Even though COVID-19’s effects are much more far reaching, city staff advises against declaring a state of emergency, as the province and Peel Region have recently done, because Mississauga is not at that breaking point, said Fire Chief Tim Beckett. Any new provincial funding would likely be extended to all municipalities regardless if they made the declaration, as was the case for the ice storm, he said, and the city still has the ability to manage its own operations.

“We already have responsibilities and capabilities to manage the event in front of us today,” said Beckett.  

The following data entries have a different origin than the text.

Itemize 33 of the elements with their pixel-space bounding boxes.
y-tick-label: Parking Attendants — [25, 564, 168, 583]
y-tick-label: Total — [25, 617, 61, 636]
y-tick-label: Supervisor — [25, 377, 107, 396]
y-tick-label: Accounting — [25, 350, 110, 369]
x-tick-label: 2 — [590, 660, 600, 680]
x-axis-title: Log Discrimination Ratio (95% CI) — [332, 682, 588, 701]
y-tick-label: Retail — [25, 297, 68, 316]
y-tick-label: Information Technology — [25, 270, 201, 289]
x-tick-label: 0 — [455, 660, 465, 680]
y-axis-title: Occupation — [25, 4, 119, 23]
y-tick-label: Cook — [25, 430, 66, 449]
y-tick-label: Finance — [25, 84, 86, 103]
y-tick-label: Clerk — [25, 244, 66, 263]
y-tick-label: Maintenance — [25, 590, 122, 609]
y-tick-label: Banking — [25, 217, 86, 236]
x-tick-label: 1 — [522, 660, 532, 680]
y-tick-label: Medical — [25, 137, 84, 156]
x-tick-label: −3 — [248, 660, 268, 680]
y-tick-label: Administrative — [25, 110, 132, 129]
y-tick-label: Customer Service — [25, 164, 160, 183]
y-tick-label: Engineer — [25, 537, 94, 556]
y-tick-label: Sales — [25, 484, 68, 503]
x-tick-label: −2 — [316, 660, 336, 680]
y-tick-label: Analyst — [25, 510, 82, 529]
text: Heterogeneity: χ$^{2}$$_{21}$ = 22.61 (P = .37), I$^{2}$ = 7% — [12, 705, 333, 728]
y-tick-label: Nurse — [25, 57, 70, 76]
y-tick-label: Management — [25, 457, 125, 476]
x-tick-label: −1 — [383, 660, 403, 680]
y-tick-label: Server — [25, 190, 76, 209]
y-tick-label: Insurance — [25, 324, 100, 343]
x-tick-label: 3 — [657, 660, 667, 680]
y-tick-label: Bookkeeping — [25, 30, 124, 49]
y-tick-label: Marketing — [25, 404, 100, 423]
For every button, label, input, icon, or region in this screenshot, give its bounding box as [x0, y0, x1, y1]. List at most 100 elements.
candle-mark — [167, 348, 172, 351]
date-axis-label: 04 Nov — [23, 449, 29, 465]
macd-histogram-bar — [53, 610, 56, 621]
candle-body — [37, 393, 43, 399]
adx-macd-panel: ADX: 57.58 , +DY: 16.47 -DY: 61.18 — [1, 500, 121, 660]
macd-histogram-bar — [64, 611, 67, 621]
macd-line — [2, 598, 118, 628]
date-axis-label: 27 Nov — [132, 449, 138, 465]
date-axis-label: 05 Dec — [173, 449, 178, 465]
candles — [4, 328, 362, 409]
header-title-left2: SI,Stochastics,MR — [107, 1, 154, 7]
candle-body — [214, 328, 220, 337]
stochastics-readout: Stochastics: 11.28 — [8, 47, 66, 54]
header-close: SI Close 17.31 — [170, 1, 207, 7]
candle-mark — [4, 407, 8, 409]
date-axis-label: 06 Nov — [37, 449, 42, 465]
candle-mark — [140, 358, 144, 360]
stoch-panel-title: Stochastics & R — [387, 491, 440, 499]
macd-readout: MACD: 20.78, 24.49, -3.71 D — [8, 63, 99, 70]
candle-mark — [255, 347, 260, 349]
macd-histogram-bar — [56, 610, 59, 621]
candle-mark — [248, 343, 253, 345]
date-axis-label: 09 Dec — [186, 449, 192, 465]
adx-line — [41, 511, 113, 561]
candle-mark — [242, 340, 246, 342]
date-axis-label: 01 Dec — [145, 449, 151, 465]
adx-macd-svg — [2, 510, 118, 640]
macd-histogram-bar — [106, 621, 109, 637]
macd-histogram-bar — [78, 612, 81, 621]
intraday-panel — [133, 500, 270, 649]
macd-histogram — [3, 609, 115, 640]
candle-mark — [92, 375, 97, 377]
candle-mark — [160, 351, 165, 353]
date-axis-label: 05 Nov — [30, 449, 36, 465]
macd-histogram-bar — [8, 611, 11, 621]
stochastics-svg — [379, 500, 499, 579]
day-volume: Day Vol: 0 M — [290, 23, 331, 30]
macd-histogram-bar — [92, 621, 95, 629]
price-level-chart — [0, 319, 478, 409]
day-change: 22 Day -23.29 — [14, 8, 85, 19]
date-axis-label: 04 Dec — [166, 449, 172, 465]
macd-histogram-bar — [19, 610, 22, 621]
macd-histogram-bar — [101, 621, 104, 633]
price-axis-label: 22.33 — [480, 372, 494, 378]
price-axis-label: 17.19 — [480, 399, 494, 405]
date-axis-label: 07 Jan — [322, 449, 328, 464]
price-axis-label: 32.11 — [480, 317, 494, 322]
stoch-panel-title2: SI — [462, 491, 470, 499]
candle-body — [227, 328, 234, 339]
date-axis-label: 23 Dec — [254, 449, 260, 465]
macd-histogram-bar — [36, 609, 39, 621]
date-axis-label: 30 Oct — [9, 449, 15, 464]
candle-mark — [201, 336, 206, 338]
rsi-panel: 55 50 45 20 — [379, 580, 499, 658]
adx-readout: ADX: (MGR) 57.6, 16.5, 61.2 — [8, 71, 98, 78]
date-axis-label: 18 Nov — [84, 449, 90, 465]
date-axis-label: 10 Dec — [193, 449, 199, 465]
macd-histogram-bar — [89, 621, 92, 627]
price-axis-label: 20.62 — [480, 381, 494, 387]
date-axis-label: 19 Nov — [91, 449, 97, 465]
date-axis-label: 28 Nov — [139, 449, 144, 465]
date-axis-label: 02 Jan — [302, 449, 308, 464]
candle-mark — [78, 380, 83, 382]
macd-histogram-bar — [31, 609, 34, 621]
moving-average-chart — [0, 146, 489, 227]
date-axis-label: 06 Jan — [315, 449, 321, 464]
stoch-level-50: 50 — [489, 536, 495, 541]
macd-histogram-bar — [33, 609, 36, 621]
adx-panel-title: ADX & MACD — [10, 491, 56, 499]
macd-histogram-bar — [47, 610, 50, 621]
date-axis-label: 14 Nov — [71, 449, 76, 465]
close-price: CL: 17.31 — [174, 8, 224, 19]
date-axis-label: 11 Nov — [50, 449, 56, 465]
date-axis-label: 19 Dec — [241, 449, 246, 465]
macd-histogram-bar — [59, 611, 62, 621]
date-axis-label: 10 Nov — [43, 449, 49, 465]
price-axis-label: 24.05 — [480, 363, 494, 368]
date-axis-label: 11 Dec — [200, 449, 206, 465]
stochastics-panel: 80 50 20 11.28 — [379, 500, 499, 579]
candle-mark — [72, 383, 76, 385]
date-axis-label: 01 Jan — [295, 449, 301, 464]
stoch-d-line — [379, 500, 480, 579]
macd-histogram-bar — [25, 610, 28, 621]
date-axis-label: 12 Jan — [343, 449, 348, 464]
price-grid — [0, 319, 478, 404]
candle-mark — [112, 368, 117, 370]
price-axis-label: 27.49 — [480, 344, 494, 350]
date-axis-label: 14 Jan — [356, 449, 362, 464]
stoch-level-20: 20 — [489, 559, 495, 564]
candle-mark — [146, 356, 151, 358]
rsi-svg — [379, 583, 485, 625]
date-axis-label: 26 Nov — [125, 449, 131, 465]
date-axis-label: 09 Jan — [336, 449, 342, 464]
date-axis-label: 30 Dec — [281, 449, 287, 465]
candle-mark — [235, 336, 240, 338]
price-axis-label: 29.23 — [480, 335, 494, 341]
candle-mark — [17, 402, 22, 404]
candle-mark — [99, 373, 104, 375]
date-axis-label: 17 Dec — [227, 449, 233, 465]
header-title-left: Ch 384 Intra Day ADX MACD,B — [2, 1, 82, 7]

With economic progress halted due to COVID-19 shutdowns, the city’s Chief Finance Officer Gary Kent admitted it won’t be possible to recover overnight, and extensive aid will have to come from higher levels of government. Both Prime Minister Trudeau and Premier Ford have announced separate relief plans totalling in the tens of billions, which Kent termed as a good “first step” towards an eventual economic recovery.

In the short term, Council voted unanimously on immediate relief for residents. The most significant measure is deferring property tax payments for three months. The full amount of tax will need to be paid by the end of the year, but the measure is intended to free up some badly needed funds for thousands of restaurants, hospitality, tourism, retail and other workers whose  industries have dried up in the wake of the infection spread. 

Transit riders will also get a break with MiWay not collecting fares until further notice, plus parking fees and restrictions being eased. 

The city also announced it will hold a telephone town hall on Friday evening to update city residents on its COVID-19 response.